The issue here is that you have a stuck task that doesn't have any
crash/stack trace. The process itself is waiting in
folio_wait_bit_common but I need to find the other side of it.

> Something I slightly regret is that you used to get a "task blocked for
> more than 120 seconds" message from check_hung_task().  But I made
> that not show up in this path because I made the sleep killable and
> that's only called for UNINTERRUPTIBLE tasks.
>
> Maybe that should be changed.  Perhaps we should emit those messages
> for TASK_KILLABLE too.
>

Sounds like that would be very useful.

> > Yep, fully sure and tested :P I'm able to reproduce stuck process with
> > 100% reliability.
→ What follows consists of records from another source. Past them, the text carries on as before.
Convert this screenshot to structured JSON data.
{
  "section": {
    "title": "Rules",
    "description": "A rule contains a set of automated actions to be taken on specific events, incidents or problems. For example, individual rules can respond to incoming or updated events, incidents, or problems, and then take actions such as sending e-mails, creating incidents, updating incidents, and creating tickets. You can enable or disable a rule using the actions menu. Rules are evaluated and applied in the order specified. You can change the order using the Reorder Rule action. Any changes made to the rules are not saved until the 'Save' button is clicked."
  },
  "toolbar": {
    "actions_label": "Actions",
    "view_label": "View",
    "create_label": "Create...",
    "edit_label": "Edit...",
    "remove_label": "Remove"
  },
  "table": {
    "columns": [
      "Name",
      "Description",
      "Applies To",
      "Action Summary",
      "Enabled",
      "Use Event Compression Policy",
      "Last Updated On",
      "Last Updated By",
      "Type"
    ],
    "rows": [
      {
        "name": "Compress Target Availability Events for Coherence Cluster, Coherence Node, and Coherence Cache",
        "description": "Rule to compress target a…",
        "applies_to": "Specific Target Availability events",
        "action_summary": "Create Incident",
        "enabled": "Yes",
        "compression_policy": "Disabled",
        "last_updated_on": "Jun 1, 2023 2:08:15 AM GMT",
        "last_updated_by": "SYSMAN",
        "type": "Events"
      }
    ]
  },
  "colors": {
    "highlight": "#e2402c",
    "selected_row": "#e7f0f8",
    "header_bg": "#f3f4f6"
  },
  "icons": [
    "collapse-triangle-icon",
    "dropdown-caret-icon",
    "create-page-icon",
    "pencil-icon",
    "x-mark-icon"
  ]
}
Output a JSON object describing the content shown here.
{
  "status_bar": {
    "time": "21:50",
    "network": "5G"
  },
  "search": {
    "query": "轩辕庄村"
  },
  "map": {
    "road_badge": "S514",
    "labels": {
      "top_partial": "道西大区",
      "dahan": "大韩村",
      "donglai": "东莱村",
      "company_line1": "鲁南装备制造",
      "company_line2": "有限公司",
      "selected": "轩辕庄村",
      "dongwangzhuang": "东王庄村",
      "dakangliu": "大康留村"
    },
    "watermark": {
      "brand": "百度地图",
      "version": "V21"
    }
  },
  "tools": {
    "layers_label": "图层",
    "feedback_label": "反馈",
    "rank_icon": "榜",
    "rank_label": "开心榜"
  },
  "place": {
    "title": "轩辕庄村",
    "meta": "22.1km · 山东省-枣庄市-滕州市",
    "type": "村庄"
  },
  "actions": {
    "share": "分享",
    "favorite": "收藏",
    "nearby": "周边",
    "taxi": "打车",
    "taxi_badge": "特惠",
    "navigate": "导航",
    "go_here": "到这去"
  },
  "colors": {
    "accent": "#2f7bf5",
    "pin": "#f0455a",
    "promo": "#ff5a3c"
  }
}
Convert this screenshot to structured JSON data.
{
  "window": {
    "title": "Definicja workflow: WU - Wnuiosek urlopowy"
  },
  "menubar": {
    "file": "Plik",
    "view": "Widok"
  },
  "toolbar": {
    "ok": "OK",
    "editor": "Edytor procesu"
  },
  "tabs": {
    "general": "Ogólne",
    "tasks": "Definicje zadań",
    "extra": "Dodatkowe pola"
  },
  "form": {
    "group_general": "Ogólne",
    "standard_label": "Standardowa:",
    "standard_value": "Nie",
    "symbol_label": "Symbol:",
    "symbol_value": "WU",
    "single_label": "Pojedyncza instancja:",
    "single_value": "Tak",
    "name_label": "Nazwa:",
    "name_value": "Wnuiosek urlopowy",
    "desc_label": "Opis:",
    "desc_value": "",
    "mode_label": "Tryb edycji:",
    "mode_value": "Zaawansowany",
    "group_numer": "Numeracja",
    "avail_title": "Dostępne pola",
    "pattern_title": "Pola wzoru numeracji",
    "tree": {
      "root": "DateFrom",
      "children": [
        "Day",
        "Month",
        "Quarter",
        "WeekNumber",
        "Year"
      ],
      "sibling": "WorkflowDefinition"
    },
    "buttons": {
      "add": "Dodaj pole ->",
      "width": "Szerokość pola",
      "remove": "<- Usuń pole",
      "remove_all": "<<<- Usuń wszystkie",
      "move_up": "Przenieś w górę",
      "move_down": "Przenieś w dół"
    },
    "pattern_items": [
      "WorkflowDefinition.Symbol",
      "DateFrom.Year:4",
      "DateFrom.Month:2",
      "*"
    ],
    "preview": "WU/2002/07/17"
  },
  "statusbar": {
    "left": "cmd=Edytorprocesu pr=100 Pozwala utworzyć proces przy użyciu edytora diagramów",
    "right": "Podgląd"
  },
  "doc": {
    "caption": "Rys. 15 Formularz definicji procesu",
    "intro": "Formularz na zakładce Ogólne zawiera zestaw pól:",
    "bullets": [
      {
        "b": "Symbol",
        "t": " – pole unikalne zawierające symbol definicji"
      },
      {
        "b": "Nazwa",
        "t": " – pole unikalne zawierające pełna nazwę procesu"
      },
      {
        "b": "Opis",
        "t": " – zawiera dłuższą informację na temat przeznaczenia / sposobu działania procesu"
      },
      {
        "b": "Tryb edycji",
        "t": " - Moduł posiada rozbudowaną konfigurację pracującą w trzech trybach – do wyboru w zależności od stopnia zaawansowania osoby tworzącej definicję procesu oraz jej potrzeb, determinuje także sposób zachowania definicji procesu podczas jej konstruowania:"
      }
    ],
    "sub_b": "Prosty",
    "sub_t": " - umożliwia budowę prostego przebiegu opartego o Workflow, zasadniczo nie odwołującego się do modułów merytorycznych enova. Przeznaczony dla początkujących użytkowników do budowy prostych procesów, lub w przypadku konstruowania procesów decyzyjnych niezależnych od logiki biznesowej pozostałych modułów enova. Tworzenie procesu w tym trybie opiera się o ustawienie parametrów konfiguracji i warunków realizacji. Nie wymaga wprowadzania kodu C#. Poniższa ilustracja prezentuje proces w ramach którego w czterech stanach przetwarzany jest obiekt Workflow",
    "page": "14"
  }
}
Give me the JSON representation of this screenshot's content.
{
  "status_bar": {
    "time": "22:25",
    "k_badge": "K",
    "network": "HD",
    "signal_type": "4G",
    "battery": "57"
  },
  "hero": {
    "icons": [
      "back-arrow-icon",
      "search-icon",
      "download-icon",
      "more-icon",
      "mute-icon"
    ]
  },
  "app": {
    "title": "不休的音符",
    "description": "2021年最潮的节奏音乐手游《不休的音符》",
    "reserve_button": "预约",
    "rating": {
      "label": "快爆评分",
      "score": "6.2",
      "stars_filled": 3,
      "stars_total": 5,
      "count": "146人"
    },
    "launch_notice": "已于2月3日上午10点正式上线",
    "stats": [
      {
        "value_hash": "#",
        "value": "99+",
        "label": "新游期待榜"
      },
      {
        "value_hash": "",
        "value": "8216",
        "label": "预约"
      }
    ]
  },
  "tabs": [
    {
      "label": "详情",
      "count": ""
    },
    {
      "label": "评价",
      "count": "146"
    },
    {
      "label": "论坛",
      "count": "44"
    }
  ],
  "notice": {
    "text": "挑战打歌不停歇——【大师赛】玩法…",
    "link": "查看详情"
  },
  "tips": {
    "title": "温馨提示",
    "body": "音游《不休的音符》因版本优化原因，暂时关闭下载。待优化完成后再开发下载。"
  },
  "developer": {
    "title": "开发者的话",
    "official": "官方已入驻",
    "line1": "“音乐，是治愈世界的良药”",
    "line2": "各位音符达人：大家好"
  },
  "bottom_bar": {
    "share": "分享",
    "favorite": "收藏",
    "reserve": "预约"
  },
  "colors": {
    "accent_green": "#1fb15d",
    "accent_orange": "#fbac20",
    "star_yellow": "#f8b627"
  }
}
After applying my patch it returns EIO as expected
> > and doesn't get stuck.
> > If you look at copy_compressed_segment (in fs/btrfs/lzo.c) you'll see
> >   kaddr =3D kmap(cur_page);
> >   memcpy(dest + *cur_in - orig_in,
> >                  kaddr + offset_in_page(*cur_in), copy_len);
> >   kunmap(cur_page);
> >
> > My guess is that kmap(cur_page) locks that page, then memcpy crashes
> > so that page never gets unmapped causing anyone that tries to map it
> > to wait forever. Hence this can be reproduced only once per boot. If I
> > knew how to find kernel thread that is running this we could check
> > it's stack and it should be stuck here on kmap.
>
> kmap() doesn't lock the page; it's already locked at this point.
> But if the memcpy() does crash then you're right, the page will never
> be unlocked because it was this thread's job to unlock it when the page
> was uptodate.  The thread will be dead, so there's no way to find it.
> Do we not dump the thread's stack on its death?

Yeah there was, but as I said it happens only once per boot. So you
have one (potentially old) crash/stacktrace but many stuck processes
with no clear cause. Eg. you get crash and stuck process, kill
process. Then days later you try reading that file again and it will
get stuck but there won't be stacktrace as it won't reach that memcpy
anymore.